The Audacity Effects Menu
- If the ringtone turns out to be to soft or to loud click on the Effect menu and select the first item Amplify. Set it to a positive number to make it louder and a negative number to make it quieter, you may have to check the box next to Allow clipping when making it louder if the OK button is grayed out.
- When messing around with effects don’t forget you can undo effects with Undo under the Edit menu or by hitting Ctrl + Z.
- The next to effects to be discussed are Change Pitch and Change Speed these can be used together to make some very funny ringtones.
- Change Pitch will make the voice sound lower if you enter a negative number or higher for positive numbers, you can enter a number for either Semitones (Halfsteps): or Percent Change, there is also a slider underneath Percent Change you can move left or right.
- You can hear how it will sound with the preview button in the lower left corner of the Change Pitch window, the larger the percentage change the greater the effect will be.
- The Change Speed effect works similarly to speed up or slow down your track, under this menu you can enter a number for Percentage Change or use the slider located right underneath it, this effect also has a preview button.
- As you may notice, changing the Speed will also change the pitch, so if you want to sound normal but talk really fast or slow, change the speed and then change the pitch in the opposite direction. Here is a short table that lists what to do:
- The Echo effect can be fun to play around with, the Delay Time is how long the echo takes to start and the Decay Factor is how strong it is (keep this under 1, otherwise they will get louder).

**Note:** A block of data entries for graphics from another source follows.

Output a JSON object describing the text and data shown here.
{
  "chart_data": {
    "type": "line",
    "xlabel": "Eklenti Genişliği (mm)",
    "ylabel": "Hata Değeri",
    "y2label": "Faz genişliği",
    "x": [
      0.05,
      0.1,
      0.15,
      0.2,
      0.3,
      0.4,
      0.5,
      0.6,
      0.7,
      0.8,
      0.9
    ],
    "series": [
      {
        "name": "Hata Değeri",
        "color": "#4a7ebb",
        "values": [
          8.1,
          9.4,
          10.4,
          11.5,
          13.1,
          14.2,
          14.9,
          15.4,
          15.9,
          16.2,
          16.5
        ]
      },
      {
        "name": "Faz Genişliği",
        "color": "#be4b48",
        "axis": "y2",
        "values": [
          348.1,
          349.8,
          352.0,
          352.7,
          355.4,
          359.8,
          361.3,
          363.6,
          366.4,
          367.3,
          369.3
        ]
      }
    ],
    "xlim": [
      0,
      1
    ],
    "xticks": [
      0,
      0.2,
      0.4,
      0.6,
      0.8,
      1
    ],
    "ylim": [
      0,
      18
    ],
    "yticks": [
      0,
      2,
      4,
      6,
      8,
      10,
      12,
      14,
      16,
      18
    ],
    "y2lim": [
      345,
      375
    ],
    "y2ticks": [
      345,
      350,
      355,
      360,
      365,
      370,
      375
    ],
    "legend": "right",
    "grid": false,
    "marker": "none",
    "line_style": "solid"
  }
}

- Reverse will make give you backwards-talking ringtones, if you have the time you can try recording yourself talking backwards and then reverse it. To get a preview of what to say, record it normal and reverse it (you may want to space your words and lower the speed). Once you have it memorized, record saying it backwards.
- You can also distort your ringtone with the Wahwah effect, there are a lot of sliders to play around with on this one, so try be sure to use the preview to see how any change affects your ringtone.
Note: There is also a Change Tempo effect to do fast or slow talking but I found this will distort voice recordings.
Advanced Ringtone Recording Options
If you record a lot of ringtones and your phone doesn’t have a lot of storage, you can make them a bit smaller by changing the Bit Rate. Click on the Edit menu on top and select Preferences, then click on the File Formats tab. Setting the Bit Rate to a lower number, such as 56, means it will take up less space on the phone or memory card, and since it will be playing out loud on the phone speaker the quality does not need to be perfect.
You can also do more advanced editing and have multiple tracks in Audacity. I felt it was a bit too much to cover here but they are not extremely difficult to figure out and there is also plenty of documentation on the Audacity website.